Тут дверь в комнату деда приоткрылась, и показалось заспанное лицо внука.

— Дед, ты с кем здесь разговариваешь?

— Приснилось тебе.

— Нет. Я твой голос отчётливо слышал.

— Сам с собой… со скуки. Да и душно. Перетопил ты.

— Это верно. Пойду, воды выпью.

— Спокойной ночи.

— А-у-у-у, — раздалось вдруг в комнате.

— Что это? — испуганно спросил Вовка.

— Ветер в трубе воет. Метель на улице.

— Странно всё это.

— У-у-у-у… — раздалось снова, но уже более правдоподобно.

Вовка закрыл дверь и пошёл за водой.

«Ну, Афоня, артист…» подумал дед и усмехнулся. «Как был клоуном, так и остался, не может без спецэффектов… ещё тот шутник. Да, скучно ему».

Польза интернета

В воскресенье вечером Владимир Афанасьевич, сидя за столом перед раскрытым ноутбуком, изредка брал ручку и что-то записывал в тетрадь. Полностью поглощённый своей работой он не обращал внимания на деда, устроившегося на диване с телевизионным пультом в руках. Дед переключал каналы и что-то бормотал себе под нос.

— Что это ты там бормочешь? — наконец спросил Владимир Афанасьевич. — Что, ничего интересного?

— Интересного много… только не для меня. Где старые передачи? «В мире животных», например…

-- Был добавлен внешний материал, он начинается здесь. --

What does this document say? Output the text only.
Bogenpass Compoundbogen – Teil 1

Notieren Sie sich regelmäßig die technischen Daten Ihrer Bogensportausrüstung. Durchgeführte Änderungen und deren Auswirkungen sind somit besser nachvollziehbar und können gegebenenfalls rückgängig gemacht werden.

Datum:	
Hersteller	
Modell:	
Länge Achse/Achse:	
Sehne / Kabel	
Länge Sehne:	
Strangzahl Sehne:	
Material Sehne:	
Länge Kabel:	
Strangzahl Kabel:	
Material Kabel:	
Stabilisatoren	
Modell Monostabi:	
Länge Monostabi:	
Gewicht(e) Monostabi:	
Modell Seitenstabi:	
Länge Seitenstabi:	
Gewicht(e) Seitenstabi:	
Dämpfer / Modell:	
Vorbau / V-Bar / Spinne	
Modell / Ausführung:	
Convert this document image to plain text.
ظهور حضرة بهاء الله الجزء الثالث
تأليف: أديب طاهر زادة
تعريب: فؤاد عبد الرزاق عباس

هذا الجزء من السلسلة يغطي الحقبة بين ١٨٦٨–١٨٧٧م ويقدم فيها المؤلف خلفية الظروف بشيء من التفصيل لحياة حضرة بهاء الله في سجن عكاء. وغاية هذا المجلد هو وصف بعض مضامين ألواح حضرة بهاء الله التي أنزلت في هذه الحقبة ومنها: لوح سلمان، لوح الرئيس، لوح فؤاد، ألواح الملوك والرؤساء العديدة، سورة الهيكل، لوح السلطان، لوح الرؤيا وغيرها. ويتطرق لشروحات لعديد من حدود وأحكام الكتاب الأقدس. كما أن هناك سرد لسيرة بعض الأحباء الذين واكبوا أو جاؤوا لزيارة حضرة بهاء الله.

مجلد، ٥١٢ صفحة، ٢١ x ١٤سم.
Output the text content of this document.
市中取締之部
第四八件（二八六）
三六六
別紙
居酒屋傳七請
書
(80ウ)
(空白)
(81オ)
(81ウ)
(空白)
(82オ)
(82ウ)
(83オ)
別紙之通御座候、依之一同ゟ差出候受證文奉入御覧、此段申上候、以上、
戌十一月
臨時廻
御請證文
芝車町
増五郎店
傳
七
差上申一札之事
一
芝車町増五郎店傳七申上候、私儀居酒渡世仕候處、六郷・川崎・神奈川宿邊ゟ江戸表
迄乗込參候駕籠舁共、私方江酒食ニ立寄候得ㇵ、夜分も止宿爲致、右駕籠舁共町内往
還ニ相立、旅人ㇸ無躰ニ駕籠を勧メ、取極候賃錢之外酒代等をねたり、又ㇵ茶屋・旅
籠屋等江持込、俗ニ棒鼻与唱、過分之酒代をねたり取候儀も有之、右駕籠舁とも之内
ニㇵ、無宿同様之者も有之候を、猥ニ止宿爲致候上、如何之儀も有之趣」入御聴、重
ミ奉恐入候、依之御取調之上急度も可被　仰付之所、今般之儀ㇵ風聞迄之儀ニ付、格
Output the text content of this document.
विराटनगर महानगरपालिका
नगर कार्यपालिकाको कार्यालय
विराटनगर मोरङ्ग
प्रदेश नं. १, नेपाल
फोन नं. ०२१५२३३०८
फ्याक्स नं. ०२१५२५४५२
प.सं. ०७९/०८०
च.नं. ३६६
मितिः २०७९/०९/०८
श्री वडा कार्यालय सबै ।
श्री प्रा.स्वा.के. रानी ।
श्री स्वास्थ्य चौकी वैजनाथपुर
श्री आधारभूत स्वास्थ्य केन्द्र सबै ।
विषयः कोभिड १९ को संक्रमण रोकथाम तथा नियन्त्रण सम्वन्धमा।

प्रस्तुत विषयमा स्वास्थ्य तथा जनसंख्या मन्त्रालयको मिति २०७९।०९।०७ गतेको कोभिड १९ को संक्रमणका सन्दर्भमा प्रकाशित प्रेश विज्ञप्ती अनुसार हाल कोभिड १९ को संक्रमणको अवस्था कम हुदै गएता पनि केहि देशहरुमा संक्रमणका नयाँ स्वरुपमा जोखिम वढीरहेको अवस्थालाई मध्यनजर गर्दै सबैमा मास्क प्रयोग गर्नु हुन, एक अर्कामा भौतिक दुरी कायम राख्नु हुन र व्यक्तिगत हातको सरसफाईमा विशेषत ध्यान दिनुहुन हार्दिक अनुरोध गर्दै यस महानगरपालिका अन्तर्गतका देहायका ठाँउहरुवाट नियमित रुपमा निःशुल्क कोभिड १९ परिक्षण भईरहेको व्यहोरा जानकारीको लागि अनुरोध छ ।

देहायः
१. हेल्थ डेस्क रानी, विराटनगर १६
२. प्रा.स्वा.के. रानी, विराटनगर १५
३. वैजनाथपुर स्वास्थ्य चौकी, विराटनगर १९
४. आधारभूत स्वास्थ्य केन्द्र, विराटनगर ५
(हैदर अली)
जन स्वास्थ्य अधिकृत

— Вспомнил тоже… а если животными интересуешься, то там на одном из каналов должен быть «рейтинг Баженова».

— Это которого… которого уж за нос куснул?

— Да, — не отрывая взгляда от экрана компьютера, ответил Владимир.

— Вот и нашёл бы деду.

— Погоди, сейчас поищу.

— Ты всё книгу свою пишешь?

— Нет. К классному часу готовлюсь. Хочу детям всё о зимних видах спорта рассказать, а в частности о лыжах. Зима ведь на дворе.

— Ага. Понятно, чтобы знали какой мазью лыжи мазать.

— И это тоже.

— А в Израиле снег есть?

— Нет. А чего это ты интересуешься?

— Выходит Эдик давно снега не видел, — задумчиво сказал дед. — И помнит ли он вообще о снеге…

Владимир оторвался от экрана компьютера и уставился на деда.

— Чего это на тебя нашло? Столько лет о правнуке не вспоминал…

— Интересно было бы посмотреть, что из него получилось. У тебя адрес-то его есть?

— Зачем тебе? В гости собрался? Так не приглашали.

— А всё же?

— Записан где-то. Элла место жительства, то есть город проживания не меняла, замуж вышла и в квартиру мужа переехала, а Эдик вроде бы на Красном море живёт в Эйлайте.

— Ишь, оказывается, сколько ты про них знаешь… Откуда же сведения?

— Через интернет. Совершенно случайно Эллу в контакте обнаружил и не удержался, написал.

— А чего молчал?

— Дед, не ты ли всё время твердил, что Эдик — отрезанный ломоть… слышать о них не хотел. Я даже и не знаю, что тебе говорить, а что не говорить… Хочешь, могу фото Эдика показать.

— А что… можно и поглядеть.

— Сейчас, — сказал Владимир, — покажу. Ну, вот. — И он развернул экран к деду, уже надвинувшему очки на нос.

Сказать, что старший Владимир Афанасьевич испытал шок, это ничего не сказать. С экрана на него глядел его сын Афанасий! Те же глаза, нос, даже цвет волос. Парень стоял на берегу моря, в каком-то облегающем фигуру комбинезоне, с непонятным предметом в руках, похожим на палку. Дед молча рассматривал правнука, и чем дольше он вглядывался в фотографию, тем сильнее в нём крепла уверенность, что перед ним свой. «Наш, наш… перворождённый…» думал дед. Он вспомнил, что и, когда Эдик был мал, окружающие в один голос утверждали, что он копия своего отца. Но это забылось, и теперь дед был сражён наповал. В этом молодом человеке безошибочно угадывалась их порода, характер, воля. Вовка внук никогда не выглядел так, а вот сын Афанасий именно таким и был по виду — истинным перворождённым, и не только по виду… потому и погиб, спасая горняков в шахте.

— Чего молчишь-то, дед?

— А в чём это он одет?

— А это костюм для дайвинга, а в руках ружьё для подводной охоты.

— Для чего костюм?

— Для подводного плавания. Он инструктор по подводному плаванию.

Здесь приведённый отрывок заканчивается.